Iron Cast is a fantastic escape read. It’s also woke as hell, which is a magical combination that warmed my heart and filled me with hope and determination in a season in which I am sorely lacking both. Historical fantasy to the rescue!
In an alternate version of pre-Prohibition Boston, Ada and Corinne work and live at the Cast Iron Club, a nightclub/cabaret hybrid where hemopaths like them perform nightly shows using their special set of skills. Hemopaths have a blood abnormality that gives them the ability to create illusions and control other people with their art. For example, Ada is a violinist and can influence people’s emotions with her music, while Corinne exerts similar power by reciting poetry (how delightfully nerdy is that?!). Along with their power comes the inevitable Achilles heel—they are sensitive to metals, particularly iron.
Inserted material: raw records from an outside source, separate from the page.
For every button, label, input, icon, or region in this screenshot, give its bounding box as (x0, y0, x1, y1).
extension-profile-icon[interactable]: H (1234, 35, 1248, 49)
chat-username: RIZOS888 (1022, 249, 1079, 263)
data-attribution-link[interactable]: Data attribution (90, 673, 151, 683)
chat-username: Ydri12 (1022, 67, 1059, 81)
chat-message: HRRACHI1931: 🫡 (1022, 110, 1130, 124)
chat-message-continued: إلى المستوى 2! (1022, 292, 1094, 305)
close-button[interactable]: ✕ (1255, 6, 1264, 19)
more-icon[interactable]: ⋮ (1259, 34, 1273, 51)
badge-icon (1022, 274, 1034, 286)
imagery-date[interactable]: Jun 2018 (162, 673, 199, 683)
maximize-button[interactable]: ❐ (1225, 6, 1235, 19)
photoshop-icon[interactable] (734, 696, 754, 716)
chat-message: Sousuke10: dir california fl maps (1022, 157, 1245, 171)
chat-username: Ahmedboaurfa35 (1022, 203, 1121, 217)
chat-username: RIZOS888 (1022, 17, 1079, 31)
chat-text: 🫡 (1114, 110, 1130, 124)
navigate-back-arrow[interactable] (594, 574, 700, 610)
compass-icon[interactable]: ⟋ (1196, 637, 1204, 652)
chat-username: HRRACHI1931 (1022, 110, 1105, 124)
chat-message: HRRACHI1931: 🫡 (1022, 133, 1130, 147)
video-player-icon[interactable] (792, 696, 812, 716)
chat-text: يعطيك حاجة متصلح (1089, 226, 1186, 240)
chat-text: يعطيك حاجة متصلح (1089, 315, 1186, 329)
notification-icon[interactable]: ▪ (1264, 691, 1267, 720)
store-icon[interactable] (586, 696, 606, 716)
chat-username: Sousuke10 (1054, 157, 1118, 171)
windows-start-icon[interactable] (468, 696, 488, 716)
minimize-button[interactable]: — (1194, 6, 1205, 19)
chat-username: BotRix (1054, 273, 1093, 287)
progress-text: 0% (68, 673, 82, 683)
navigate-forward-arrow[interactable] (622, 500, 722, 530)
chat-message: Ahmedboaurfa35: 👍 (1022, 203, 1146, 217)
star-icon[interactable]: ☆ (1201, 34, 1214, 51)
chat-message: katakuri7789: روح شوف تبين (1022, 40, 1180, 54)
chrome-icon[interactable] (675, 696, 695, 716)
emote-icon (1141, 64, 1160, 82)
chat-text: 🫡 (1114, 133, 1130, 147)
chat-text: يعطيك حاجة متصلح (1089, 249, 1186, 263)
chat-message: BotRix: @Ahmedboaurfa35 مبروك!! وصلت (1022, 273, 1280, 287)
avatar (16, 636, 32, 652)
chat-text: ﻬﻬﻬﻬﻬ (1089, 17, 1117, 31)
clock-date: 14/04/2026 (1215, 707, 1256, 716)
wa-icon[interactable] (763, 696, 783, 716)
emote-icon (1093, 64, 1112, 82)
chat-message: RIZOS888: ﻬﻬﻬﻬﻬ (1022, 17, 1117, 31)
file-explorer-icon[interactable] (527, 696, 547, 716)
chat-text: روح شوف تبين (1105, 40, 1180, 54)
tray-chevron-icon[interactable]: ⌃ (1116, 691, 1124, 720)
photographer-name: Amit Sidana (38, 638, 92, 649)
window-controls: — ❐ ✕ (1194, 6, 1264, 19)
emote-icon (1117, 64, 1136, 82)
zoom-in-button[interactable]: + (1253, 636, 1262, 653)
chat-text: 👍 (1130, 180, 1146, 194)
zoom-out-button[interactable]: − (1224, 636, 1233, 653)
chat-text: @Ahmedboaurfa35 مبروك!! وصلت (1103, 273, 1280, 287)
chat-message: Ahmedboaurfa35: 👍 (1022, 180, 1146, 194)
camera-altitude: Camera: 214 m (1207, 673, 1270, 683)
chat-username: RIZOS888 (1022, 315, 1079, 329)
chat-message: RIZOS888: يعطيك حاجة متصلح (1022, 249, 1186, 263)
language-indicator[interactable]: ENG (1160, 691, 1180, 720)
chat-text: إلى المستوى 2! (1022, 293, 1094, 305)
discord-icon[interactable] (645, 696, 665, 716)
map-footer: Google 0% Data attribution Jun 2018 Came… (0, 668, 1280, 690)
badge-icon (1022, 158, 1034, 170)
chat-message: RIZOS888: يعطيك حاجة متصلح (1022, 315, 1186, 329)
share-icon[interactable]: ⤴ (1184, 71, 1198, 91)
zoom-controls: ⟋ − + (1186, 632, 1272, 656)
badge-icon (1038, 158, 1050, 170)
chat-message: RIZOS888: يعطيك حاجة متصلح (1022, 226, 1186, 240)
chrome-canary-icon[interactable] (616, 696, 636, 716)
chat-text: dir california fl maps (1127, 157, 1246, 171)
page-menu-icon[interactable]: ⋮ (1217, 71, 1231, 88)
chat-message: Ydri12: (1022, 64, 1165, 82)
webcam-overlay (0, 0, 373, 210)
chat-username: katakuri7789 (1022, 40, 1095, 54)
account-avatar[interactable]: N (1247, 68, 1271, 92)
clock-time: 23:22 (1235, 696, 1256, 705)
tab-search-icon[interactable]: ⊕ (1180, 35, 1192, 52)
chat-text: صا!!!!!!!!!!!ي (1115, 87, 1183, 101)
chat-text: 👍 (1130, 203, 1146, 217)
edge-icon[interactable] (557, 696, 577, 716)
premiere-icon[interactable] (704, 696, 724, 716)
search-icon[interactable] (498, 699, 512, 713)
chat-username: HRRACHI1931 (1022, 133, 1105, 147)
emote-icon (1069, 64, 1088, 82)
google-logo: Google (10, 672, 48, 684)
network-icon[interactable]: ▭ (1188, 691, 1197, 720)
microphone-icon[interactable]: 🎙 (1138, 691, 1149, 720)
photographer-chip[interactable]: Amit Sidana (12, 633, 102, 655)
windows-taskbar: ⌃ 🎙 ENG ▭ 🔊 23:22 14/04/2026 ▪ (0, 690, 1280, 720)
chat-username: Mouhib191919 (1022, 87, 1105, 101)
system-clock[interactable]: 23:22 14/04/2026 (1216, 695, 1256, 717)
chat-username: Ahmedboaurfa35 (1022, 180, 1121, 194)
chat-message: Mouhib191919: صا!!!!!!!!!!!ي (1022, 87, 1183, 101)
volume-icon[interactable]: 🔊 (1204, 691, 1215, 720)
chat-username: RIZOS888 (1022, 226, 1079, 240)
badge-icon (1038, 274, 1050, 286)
Even the proximity of metal—say, a gun in someone else’s pocket—is enough to cause burning and discomfort, which when you think about it is a heck of a liability considering how widely prevalent metal objects are.
As you might guess, hemopaths are viewed by the general public with anything from suspicion to fear to outright violence. The book opens with a breathless scene in which Ada is incarcerated in a hospital for hemopaths and Corinne comes to break her out. Even after the successful escape, however, things are only going to get worse for them as the tide of public opinion turns ugly and the few safe havens hemopaths rely on are eliminated. You can feel the relevance and timeliness wafting off the pages.
I was totally enthralled by this story. It’s a killer premise paired with brilliant execution. I’m always excited to find something I haven’t seen before, and I’ve never seen anything like the world of Iron Cast.